A diario tomamos decisiones simples, rutinarias, estratégicas, operativas y otras más complejas, que involucran una serie de elementos, y no existe una fórmula que se pueda utilizar ante las distintas situaciones que se presentan.

Un ejercicio sencillo es considerar que alguien en algún lugar ya resolvió un problema similar, por lo tanto si aplicamos la lógica, la intuición y una pizca de creatividad podremos encontrar esa solución y adaptarla al problema particular que intentamos resolver.

En líneas generales, tomar una decisión implica lidiar con la incertidumbre que produce lo desconocido, la complejidad de los factores que hay que tener en cuenta, las consecuencias, es decir, el impacto de esa decisión, las alternativas posibles y las reacciones que puede tener la gente involucrada.
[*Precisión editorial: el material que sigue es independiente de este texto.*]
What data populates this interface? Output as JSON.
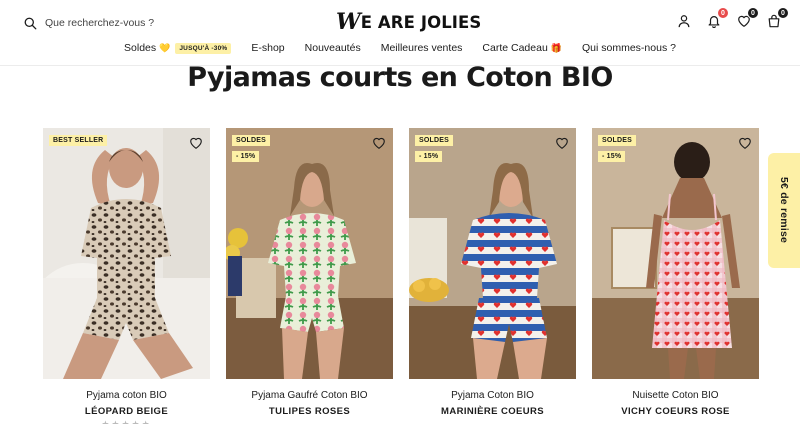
{
  "header": {
    "search_placeholder": "Que recherchez-vous ?",
    "logo_mark": "W",
    "logo_text": "E ARE JOLIES",
    "cart_badges": {
      "notifications": "0",
      "wishlist": "0",
      "cart": "0"
    }
  },
  "nav": {
    "items": [
      {
        "label": "Soldes",
        "emoji": "💛",
        "promo": "JUSQU'À -30%"
      },
      {
        "label": "E-shop"
      },
      {
        "label": "Nouveautés"
      },
      {
        "label": "Meilleures ventes"
      },
      {
        "label": "Carte Cadeau",
        "emoji": "🎁"
      },
      {
        "label": "Qui sommes-nous ?"
      }
    ]
  },
  "page": {
    "title": "Pyjamas courts en Coton BIO"
  },
  "products": [
    {
      "name": "Pyjama coton BIO",
      "variant": "LÉOPARD BEIGE",
      "tag1": "BEST SELLER",
      "tag2": "",
      "stars": "★★★★★"
    },
    {
      "name": "Pyjama Gaufré Coton BIO",
      "variant": "TULIPES ROSES",
      "tag1": "SOLDES",
      "tag2": "- 15%"
    },
    {
      "name": "Pyjama Coton BIO",
      "variant": "MARINIÈRE COEURS",
      "tag1": "SOLDES",
      "tag2": "- 15%"
    },
    {
      "name": "Nuisette Coton BIO",
      "variant": "VICHY COEURS ROSE",
      "tag1": "SOLDES",
      "tag2": "- 15%"
    }
  ],
  "side_tab": {
    "label": "5€ de remise"
  },
  "colors": {
    "accent_yellow": "#fdf0a6",
    "badge_red": "#e84b4b",
    "text": "#1c1c1c"
  }
}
Por lo tanto, vale la pena utilizar un proceso lógico y ordenado que mejore la calidad de las decisiones y logre resultados positivos de manera consistente.

Siempre será un desafío tomar decisiones. En ocasiones, se toman decisiones sin prever el comportamiento de otros “jugadores”, lo que promueve a tomar decisiones inadecuadas. Nuestro entorno presenta diferentes escenarios, los cuales son afectados por las decisiones nuestras y las de otros.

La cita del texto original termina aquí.